Protective Role for Macrophages in Respiratory Francisella tularensis Infection

Abstract

ABSTRACT Francisella tularensis causes lethal pneumonia following infection of the lungs by targeting macrophages for intracellular replication; however, macrophages stimulated with interferon gamma (IFN-γ) can resist infection in vitro . We therefore hypothesized that the protective effect of IFN-γ against F. tularensis in vivo requires macrophages receptive to stimulation. We found that the lethality of pulmonary F. tularensis LVS infection was exacerbated under conditions of alveolar macrophage depletion and in mice with a macrophage-specific defect in IFN-γ signaling (termed mice with macrophages insensitive to IFN-γ [MIIG mice]). We previously found that treatment with exogenous interleukin 12 (IL-12) protects against F. tularensis infection; this protection was lost in MIIG mice. MIIG mice also exhibited reduced neutrophil recruitment to the lungs following infection.
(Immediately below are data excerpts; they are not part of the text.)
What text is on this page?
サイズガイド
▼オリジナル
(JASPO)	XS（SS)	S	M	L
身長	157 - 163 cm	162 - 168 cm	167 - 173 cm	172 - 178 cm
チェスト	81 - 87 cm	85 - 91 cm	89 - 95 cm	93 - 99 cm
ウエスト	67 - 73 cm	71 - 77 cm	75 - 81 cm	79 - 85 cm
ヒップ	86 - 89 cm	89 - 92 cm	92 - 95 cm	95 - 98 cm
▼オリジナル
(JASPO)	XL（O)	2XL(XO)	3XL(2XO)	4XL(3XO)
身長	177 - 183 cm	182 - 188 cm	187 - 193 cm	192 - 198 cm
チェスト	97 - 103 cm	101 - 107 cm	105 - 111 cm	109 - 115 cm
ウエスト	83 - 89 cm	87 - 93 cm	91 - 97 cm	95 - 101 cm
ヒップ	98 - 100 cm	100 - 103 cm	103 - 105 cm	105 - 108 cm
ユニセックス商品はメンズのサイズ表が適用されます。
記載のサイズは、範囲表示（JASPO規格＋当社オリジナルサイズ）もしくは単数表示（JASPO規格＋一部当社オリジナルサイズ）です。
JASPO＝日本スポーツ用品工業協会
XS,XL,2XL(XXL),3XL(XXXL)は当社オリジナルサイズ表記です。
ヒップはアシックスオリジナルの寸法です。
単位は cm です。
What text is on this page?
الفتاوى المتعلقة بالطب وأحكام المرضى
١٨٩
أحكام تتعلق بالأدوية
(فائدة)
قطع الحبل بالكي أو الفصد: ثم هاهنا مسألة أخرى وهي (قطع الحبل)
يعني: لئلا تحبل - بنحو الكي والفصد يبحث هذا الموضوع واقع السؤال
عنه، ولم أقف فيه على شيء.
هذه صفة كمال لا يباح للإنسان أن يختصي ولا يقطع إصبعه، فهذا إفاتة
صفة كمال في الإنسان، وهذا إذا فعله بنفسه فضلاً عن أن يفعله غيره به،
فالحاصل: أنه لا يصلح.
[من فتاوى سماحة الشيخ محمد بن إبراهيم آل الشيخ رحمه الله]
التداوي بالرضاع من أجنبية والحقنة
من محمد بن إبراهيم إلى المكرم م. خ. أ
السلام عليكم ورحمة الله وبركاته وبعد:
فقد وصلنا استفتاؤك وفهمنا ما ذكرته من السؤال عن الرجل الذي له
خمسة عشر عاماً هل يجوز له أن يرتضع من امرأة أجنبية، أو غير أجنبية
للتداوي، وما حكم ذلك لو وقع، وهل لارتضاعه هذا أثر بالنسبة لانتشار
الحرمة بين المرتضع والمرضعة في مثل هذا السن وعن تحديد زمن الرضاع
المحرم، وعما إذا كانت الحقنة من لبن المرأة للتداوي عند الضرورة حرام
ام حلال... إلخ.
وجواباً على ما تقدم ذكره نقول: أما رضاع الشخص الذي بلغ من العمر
Systemic neutrophil depletion was found to render wild-type mice highly sensitive to respiratory F. tularensis infection, and depletion beginning at 3 days postinfection led to more pronounced sensitivity than depletion beginning prior to infection. Furthermore, IL-12-mediated protection required NADPH oxidase activity. These results indicate that lung macrophages serve a critical protective role in respiratory F. tularensis LVS infection. Macrophages require IFN-γ signaling to mediate protection, which ultimately results in recruitment of neutrophils to further aid in survival from infection.